Discover magazine reports:
Social psychology is not having the best time of it. After last year’s scandal in which rising star Diederik Stapel was found guilty of scientific fraud, Dirk Smeesters from Erasmus University is also facing charges of misconduct. Here’s Ivan Oransky, writing in Retraction Watch:

“According to an Erasmus press release, a scientific integrity committee found that the results in two of Smeesters’ papers were statistically highly unlikely. Smeesters could not produce the raw data behind the findings, and told the committee that he cherry-picked the data to produce a statistically significant result. Those two papers are being retracted, and the university accepted Smeesters’ resignation on June 21.”

The notable thing about this particular instance of misconduct is that it wasn’t uncovered by internal whistleblowers, as were psychology’s three big fraud cases – Diederik Stapel (exposed in 2011), Marc Hauser (2010) and Karen Ruggiero (2001). Instead, Smeesters was found out because someone external did some data-sleuthing and deemed one of his papers “too good to be true”...
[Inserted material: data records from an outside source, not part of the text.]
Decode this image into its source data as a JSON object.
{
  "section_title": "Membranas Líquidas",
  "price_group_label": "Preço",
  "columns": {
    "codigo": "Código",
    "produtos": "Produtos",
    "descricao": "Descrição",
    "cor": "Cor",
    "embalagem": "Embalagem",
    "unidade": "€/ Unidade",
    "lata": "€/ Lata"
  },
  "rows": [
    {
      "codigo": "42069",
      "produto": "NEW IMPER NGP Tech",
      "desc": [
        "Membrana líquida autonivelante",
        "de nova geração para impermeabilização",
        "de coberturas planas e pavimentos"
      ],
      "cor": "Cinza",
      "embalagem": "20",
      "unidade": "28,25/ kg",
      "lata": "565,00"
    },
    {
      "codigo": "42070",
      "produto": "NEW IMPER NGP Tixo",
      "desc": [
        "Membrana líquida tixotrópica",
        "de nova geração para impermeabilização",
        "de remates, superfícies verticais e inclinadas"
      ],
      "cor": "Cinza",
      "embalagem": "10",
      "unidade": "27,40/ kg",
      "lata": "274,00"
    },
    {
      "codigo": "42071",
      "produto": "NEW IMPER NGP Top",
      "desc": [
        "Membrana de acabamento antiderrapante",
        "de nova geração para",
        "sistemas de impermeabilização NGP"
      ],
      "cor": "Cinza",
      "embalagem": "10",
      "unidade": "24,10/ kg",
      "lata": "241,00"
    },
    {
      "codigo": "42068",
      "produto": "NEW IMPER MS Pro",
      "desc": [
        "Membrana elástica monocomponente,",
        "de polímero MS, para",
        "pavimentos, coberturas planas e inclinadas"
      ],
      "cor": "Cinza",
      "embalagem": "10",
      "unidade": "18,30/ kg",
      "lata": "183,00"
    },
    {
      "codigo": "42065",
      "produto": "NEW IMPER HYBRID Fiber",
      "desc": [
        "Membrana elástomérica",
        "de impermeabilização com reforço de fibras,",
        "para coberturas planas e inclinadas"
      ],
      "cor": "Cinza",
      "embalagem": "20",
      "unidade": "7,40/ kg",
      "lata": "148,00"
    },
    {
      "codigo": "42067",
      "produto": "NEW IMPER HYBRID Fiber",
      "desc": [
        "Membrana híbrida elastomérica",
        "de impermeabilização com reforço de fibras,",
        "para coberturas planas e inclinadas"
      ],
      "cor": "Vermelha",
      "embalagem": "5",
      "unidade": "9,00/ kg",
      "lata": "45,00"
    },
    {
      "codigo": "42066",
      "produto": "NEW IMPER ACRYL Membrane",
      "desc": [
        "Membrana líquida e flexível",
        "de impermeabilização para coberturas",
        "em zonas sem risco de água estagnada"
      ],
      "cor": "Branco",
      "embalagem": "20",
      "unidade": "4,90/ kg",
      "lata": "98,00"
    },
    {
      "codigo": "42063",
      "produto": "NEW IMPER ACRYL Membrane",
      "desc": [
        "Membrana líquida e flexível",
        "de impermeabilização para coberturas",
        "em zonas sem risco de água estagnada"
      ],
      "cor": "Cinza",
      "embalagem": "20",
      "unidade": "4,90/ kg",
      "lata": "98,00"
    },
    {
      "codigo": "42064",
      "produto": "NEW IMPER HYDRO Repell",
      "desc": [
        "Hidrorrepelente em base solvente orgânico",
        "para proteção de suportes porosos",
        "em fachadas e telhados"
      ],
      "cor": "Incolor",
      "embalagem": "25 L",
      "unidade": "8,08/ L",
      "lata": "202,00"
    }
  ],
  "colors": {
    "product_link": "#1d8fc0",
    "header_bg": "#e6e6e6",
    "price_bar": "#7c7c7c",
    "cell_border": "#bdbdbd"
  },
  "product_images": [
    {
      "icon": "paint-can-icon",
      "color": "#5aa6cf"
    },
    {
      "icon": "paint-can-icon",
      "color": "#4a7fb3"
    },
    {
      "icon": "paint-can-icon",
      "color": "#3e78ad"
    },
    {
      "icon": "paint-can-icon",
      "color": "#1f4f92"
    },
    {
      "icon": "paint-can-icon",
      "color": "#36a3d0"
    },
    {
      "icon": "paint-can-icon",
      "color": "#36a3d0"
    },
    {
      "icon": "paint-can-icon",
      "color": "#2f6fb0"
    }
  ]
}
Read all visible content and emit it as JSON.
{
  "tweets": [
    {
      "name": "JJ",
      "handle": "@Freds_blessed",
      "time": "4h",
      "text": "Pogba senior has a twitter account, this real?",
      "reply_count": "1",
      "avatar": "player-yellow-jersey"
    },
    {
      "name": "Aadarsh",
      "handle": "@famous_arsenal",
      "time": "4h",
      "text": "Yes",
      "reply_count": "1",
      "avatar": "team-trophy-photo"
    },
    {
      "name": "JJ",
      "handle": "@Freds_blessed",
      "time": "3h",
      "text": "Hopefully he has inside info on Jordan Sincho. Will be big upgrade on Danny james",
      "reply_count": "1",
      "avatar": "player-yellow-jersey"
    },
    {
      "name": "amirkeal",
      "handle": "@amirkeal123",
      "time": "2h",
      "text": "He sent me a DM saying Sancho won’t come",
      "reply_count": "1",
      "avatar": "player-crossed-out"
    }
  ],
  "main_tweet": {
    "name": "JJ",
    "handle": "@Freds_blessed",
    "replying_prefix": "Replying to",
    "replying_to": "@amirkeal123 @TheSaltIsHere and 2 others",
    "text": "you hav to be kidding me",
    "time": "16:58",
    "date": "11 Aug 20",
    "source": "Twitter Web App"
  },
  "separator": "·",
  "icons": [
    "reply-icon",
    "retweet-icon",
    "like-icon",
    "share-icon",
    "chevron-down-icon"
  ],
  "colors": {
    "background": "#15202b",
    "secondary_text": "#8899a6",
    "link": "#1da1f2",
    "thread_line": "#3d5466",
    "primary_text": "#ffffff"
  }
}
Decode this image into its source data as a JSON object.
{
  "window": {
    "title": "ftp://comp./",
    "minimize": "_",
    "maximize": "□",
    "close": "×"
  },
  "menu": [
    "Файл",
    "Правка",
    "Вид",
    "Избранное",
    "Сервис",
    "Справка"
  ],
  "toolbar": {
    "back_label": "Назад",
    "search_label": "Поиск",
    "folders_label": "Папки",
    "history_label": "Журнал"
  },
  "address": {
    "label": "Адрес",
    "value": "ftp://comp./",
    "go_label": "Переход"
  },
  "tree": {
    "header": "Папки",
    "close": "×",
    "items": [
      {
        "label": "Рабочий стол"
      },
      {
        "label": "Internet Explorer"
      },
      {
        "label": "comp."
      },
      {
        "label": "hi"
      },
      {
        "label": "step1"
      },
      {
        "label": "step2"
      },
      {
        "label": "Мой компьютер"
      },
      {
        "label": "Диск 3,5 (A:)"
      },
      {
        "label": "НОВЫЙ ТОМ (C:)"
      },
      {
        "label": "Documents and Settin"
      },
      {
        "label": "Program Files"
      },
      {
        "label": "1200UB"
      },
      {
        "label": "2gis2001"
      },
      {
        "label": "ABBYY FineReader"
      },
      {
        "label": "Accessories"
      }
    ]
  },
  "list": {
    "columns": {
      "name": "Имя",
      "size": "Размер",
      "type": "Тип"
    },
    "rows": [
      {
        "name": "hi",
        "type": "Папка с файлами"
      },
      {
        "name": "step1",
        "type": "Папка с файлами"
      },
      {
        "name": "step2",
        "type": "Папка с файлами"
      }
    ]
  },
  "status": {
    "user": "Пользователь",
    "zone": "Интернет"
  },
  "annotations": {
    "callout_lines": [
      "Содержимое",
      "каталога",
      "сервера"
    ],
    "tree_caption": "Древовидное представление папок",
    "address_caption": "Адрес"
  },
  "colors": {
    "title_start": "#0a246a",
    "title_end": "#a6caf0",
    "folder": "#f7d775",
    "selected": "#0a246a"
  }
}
As one of his co-authors writes, “Unlike Stapel, Dirk actually ran studies.” Instead, he was busted for behaviour that many of his peers wouldn’t consider to be that unusual. He even says as much. Again, from Enserink’s report:

“According to the report, Smeesters said this type of massaging was nothing out of the ordinary. He “repeatedly indicates that the culture in his field and his department is such that he does not feel personally responsible, and is convinced that in the area of marketing and (to a lesser extent) social psychology, many consciously leave out data to reach significance without saying so.”
My bigger complaint is about psychologists who testify in court with opinions that are contrary to the generally accepted research. But corruption runs deep in the field, much of the published research is questionable.